先日、京都のギャラリーDOTに6年ぶりに訪問した際に、写真家の中川繁夫さんと岡田悦子さんにお会いした。

お二人には、滋賀で務めていた時に、約2年間教えてもらった。

中川さんは東松さんが京都に来た時に、親交があったらしい。東松さんの話になった。

何年か前に東京で買った東松照明さんの写真集「太陽の鉛筆」を引っ張り出してきた。


東松さんの視線の先にあるものは一体何だろう。


東松さんは、沖縄本島と周辺の島々を撮影していくうちに、日本とは異質な色濃い南方の文化を感じ取ってゆく。

そして、東南アジアや台湾へ向かった先で、文化や風習が沖縄のものと酷似していることを目の当たりにする。

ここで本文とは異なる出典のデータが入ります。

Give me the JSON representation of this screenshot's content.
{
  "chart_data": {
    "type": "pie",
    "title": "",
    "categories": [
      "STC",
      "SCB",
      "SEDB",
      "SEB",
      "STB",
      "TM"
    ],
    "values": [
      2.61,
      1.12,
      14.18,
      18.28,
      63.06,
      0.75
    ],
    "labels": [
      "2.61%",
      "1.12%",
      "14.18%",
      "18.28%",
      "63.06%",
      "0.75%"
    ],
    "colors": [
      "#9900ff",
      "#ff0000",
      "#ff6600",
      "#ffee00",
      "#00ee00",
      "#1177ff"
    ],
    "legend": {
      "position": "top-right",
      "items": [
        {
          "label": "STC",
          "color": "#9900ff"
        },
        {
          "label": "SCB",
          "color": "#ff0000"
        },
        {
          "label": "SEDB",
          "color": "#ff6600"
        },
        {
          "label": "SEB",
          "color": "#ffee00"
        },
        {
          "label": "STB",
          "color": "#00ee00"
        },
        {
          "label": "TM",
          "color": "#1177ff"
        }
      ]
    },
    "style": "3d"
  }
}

実際、写真を見ているうちにどこの場所の写真なのか分からなくなる。

色鮮やかな衣装や花、なまめかしい形の樹木、祭礼の様子、人々の顔立ちと表情。


どれをとってみても、そこには「確かな何か」が深く根付いているように見える。


それは海を越え、島をめぐり、混ざり合って根付き、やがて花を咲かす。

これから、ぼくは、その“何か”を探す旅へ出ようと思う。